4.3 Edge Sink (Scala)

val df = sparkSession.createDataFrame(Seq(
  Tuple4("marko", "vadas", "20160110", 0.5),
  Tuple4("peter", "Josh", "20230801", 1.0),
  Tuple4("peter", "li,nary", "20130220", 2.0)
)).toDF("source", "target", "date", "weight")

df.show()

df.write
  .format("org.apache.hugegraph.spark.connector.DataSource")
  .option("host", "127.0.0.1")
  .option("port", "8080")
  .option("graph", "hugegraph")
  .option("data-type", "edge")
  .option("label", "knows")
  .option("source-name", "source")
  .option("target-name", "target")
  .option("batch-size", 2)
  .mode(SaveMode.Overwrite)
  .save()

5 Configuration Parameters

5.1 Client Configs

Client Configs are used to configure hugegraph-client.

ParameterDefault ValueDescription
hostlocalhostAddress of HugeGraphServer
port8080Port of HugeGraphServer
graphhugegraphGraph space name
protocolhttpProtocol for sending requests to the server, optional http or https
usernamenullUsername of the current graph when HugeGraphServer enables permission authentication
tokennullToken of the current graph when HugeGraphServer has enabled authorization authentication
timeout60Timeout (seconds) for inserting results to return
max-connCPUS * 4The maximum number of HTTP connections between HugeClient and HugeGraphServer
max-conn-per-routeCPUS * 2The maximum number of HTTP connections for each route between HugeClient and HugeGraphServer
trust-store-filenullThe client’s certificate file path when the request protocol is https
trust-store-tokennullThe client’s certificate password when the request protocol is https

5.2 Graph Data Configs

Graph Data Configs are used to set graph space configuration.

ParameterDefault ValueDescription
data-typeGraph data type, must be vertex or edge
labelLabel to which the vertex/edge data to be imported belongs
idSpecify a column as the id column of the vertex.

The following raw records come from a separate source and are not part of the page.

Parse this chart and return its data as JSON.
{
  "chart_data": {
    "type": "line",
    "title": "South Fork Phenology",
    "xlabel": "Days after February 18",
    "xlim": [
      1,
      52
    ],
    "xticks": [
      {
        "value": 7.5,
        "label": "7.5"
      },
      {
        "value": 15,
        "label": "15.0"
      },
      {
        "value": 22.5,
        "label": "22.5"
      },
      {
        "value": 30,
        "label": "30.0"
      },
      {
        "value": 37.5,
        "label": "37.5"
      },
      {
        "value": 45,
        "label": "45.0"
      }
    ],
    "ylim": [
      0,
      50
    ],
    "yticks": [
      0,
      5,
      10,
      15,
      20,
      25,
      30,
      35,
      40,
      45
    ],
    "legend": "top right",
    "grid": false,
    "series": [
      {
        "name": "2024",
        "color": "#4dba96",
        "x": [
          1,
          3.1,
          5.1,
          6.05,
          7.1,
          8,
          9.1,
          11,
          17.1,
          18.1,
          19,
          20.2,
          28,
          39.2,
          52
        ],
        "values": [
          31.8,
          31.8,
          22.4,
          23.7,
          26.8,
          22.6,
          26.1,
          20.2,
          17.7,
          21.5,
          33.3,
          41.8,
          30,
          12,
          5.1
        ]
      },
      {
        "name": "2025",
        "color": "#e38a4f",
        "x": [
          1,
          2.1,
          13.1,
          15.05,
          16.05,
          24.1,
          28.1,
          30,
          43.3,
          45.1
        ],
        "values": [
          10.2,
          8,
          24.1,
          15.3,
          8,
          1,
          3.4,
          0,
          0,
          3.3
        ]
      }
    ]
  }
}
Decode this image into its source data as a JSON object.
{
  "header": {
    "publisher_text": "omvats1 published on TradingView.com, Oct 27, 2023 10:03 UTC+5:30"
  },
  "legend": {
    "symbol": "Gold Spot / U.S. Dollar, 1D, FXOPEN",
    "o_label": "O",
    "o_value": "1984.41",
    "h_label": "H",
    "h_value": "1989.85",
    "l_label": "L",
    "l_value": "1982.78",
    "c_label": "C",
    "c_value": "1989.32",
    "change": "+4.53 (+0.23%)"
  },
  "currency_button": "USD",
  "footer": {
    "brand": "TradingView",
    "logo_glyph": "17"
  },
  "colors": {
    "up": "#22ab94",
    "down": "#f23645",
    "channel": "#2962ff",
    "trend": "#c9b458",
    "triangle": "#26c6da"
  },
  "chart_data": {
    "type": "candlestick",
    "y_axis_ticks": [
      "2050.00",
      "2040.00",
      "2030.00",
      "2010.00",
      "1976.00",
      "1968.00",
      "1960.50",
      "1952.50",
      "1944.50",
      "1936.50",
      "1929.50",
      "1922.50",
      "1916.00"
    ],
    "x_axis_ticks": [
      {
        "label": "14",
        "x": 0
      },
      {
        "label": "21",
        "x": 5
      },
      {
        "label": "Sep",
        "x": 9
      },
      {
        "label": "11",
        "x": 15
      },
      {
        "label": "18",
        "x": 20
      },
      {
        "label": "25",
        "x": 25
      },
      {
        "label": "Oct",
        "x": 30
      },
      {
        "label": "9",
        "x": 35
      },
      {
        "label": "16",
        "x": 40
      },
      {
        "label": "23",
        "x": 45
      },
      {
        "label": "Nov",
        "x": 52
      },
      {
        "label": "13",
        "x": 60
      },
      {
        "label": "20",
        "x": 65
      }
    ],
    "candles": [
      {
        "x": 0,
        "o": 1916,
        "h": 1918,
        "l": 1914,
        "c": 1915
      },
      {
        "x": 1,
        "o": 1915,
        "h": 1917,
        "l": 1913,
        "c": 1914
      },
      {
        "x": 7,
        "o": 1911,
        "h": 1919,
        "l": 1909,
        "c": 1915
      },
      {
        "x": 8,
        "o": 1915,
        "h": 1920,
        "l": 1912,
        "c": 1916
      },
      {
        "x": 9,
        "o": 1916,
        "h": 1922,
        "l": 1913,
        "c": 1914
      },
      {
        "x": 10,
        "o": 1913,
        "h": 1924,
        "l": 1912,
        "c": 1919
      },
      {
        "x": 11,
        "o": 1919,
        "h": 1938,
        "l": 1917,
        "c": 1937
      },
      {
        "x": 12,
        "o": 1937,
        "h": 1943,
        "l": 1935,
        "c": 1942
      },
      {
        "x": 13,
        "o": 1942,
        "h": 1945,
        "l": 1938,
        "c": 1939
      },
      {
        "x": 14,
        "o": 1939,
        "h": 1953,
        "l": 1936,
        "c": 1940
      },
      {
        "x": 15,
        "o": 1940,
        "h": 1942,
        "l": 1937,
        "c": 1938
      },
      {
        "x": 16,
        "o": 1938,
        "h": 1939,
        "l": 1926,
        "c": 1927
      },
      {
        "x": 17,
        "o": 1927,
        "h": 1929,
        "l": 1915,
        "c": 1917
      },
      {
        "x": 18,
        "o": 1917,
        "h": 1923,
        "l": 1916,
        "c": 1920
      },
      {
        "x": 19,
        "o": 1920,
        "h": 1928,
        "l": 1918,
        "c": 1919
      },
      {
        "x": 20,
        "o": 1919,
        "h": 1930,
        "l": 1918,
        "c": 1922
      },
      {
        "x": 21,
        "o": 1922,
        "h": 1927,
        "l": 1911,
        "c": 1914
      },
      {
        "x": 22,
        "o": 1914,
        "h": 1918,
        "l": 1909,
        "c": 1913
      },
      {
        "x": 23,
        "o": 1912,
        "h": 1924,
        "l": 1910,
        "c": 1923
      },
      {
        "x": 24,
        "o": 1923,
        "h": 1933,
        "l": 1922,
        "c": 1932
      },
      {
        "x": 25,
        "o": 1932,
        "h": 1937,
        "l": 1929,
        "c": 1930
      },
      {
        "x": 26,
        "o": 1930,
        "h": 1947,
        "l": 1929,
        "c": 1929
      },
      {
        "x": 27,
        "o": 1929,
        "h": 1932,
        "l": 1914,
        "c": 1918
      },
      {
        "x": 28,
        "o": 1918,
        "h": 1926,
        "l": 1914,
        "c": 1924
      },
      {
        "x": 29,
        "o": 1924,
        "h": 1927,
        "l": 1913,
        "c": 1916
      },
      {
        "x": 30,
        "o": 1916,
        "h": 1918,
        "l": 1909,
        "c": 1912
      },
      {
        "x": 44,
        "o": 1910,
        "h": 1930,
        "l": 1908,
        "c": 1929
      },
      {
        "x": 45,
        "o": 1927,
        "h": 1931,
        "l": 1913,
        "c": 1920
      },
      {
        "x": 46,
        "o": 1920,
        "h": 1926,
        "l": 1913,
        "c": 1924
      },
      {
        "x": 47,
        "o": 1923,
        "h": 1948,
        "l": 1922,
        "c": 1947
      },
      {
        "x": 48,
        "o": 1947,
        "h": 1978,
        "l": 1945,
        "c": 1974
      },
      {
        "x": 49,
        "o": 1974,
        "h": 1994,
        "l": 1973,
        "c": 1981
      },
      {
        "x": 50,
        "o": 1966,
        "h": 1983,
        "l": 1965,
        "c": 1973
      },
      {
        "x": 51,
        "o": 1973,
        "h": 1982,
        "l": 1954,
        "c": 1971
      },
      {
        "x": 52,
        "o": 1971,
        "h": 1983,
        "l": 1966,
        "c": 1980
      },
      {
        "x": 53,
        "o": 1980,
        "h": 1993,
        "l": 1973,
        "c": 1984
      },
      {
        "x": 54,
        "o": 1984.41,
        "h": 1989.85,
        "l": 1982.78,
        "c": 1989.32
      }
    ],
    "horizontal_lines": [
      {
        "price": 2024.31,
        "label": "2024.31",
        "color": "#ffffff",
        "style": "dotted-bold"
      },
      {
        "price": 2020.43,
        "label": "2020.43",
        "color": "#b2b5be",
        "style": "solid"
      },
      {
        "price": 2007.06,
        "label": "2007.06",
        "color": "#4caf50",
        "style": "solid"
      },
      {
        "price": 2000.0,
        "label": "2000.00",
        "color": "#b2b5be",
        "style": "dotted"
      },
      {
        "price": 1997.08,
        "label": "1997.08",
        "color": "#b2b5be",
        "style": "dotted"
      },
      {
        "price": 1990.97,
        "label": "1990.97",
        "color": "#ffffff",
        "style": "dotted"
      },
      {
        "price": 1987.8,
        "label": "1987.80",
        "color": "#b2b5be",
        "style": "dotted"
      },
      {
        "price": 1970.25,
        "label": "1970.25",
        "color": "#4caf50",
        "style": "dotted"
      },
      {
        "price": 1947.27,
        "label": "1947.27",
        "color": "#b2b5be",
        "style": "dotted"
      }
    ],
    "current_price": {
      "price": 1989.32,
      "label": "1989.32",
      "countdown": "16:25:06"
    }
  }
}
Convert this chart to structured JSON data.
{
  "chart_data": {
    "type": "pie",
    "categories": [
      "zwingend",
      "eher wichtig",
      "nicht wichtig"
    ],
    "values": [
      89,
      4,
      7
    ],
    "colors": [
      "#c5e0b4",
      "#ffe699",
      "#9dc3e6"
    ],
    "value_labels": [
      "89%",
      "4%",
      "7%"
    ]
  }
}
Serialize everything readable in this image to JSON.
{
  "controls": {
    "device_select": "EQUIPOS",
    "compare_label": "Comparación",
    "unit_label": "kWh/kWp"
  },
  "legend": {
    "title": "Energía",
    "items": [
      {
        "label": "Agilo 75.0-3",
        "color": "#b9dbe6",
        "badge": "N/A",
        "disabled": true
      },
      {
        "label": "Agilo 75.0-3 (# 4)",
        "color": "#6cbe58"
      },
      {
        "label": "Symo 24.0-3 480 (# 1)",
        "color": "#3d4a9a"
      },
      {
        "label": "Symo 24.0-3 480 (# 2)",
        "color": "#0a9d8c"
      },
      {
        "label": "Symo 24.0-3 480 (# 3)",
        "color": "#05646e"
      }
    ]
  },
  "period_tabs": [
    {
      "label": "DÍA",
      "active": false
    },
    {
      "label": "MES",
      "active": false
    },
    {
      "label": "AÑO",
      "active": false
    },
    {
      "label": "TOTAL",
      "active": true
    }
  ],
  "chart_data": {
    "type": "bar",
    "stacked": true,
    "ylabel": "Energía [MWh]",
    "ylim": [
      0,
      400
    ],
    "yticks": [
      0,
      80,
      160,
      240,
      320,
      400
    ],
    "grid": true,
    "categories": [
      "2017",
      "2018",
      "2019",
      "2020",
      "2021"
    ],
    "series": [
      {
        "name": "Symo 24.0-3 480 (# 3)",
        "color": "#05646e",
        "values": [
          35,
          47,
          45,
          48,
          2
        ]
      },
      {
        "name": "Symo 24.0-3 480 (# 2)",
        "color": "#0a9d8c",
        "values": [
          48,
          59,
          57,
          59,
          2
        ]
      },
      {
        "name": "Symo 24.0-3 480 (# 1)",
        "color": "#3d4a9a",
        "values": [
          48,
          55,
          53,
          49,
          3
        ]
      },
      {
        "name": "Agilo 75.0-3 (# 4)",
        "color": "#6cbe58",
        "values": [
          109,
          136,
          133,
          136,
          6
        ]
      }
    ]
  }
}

When the vertex id policy is CUSTOMIZE, it is required; when the id policy is PRIMARY_KEY, it must be empty
source-nameSelect certain columns of the input source as the id column of source vertex. When the id policy of the source vertex is CUSTOMIZE, a certain column must be specified as the id column of the vertex; when the id policy of the source vertex is PRIMARY_KEY, one or more columns must be specified for splicing the id of the generated vertex, that is, no matter which id strategy is used, this item is required
target-nameSpecify certain columns as the id columns of target vertex, similar to source-name
selected-fieldsSelect some columns to insert, other unselected ones are not inserted, cannot exist at the same time as ignored-fields
ignored-fieldsIgnore some columns so that they do not participate in insertion, cannot exist at the same time as selected-fields
batch-size500The number of data items in each batch when importing data

5.3 Common Configs

Common Configs contains some common configurations.

ParameterDefault ValueDescription
delimiter,Separator of source-name, target-name, selected-fields or ignored-fields

6 License

The same as HugeGraph, hugegraph-spark-connector is also licensed under Apache 2.0 License.